The Converse Rubber Shoe Co. was opened in 1908 by a man named Marquis M. Converse. In the century since then, Converse shoes have become an American icon. The famous Chuck Taylor All-Stars were a staple of the basketball court for decades, and the company even manufactured boots for the Air Force in World War II. Today, the colorful and distinctive Converse look has been co-opted by men, women and children.
If your current pair of Converse isn’t working with an outfit, don’t worry, because Converse continues to produce endless riffs on its classic model. Converse shoes are available in nearly every color imaginable, and patterned Converse are released seasonally. The shoes have been manufactured in dozens of patterns like argyle, camouflage, checkerboard, leopard, plaid and paisley. They are available in the classic high-top as well as extra-high and ankle versions.

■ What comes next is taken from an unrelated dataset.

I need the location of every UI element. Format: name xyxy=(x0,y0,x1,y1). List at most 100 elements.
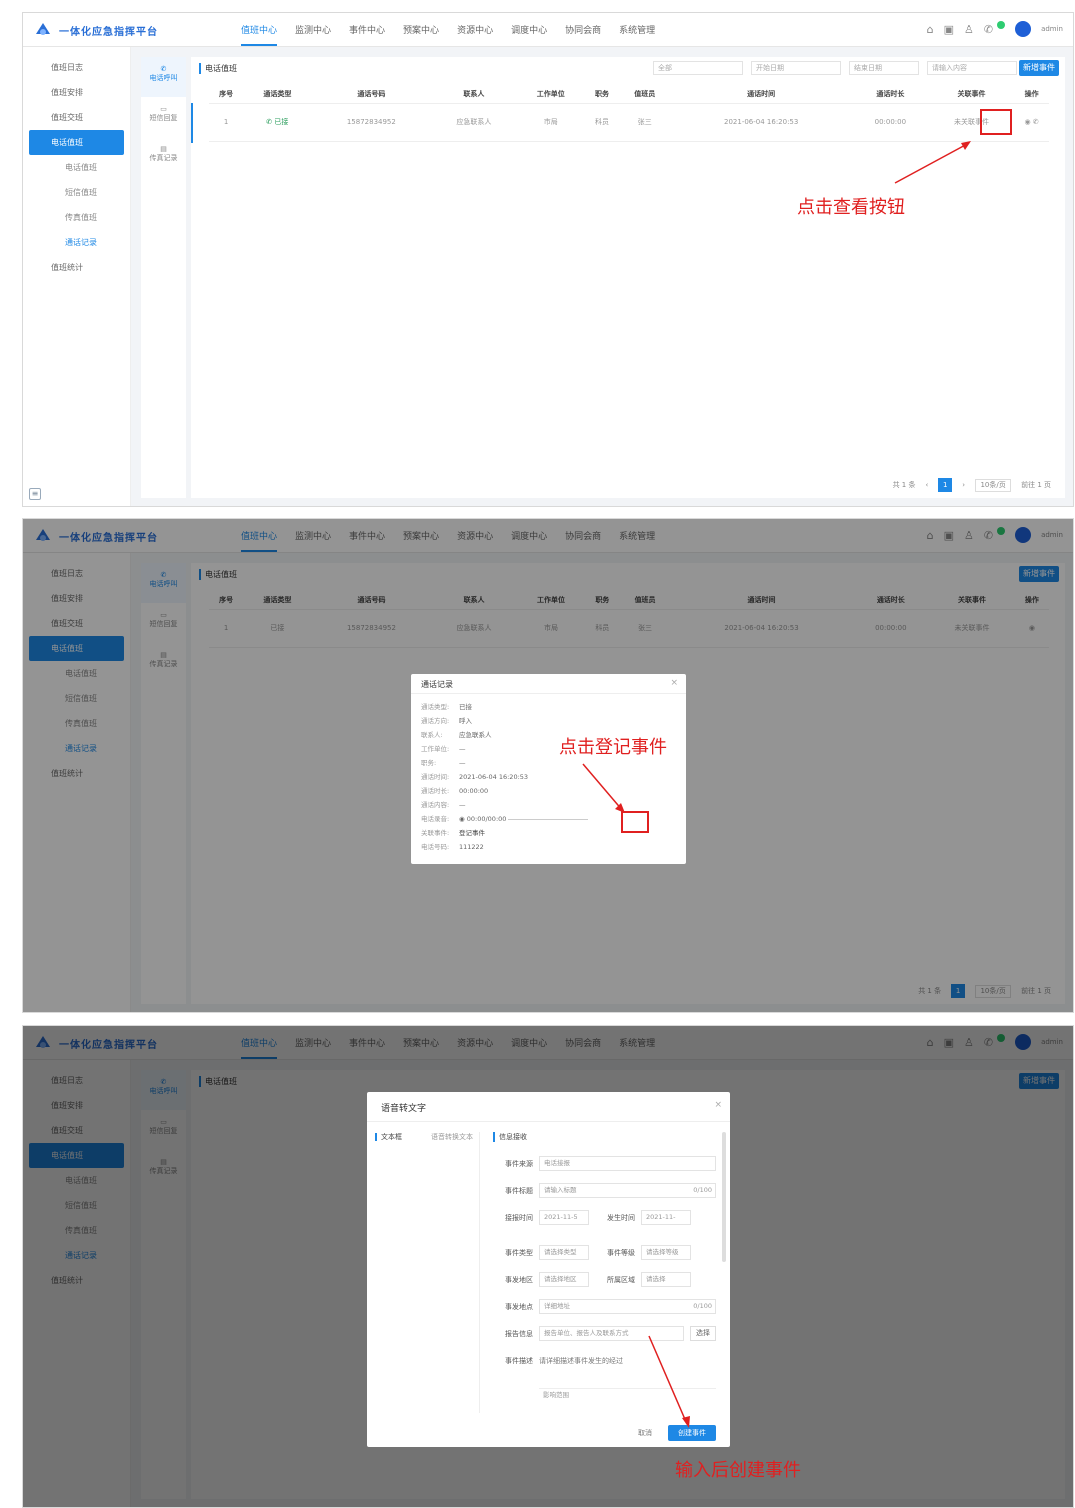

The classic Converse look involves no more than a worn T-shirt, a pair of jeans, and your favorite Converse sneakers. Wearing Converse like this is a good opportunity to wear a bright or unconventional Converse shoe without making too much of a statement: green or orange can look just as good as the basic black, white, and khaki colors. Skinny jeans can be tucked into your high-tops for an edgier update of this look.
Looks to Try
As a peek into any American high school will show you, Converse can be easily paired with skirts. The combination of denim miniskirts with colorful Converse has become common: this look is eye-catching but also comfortable and casual. You could also try Converse with a longer and more flowy skirt, as pictured below. And although this look is safer for younger Converse fans, the classic high-tops can easily be paired with shorts or leggings.
As many new career fields with relaxed dress codes emerge, Converse are becoming more and more common at the office. For men, the shoes work well with jeans, an oxford, and a tie; some wear Converse with suits, as pictured below. Some women have even worn Converse to their weddings, hidden (or not) underneath a long ballgown.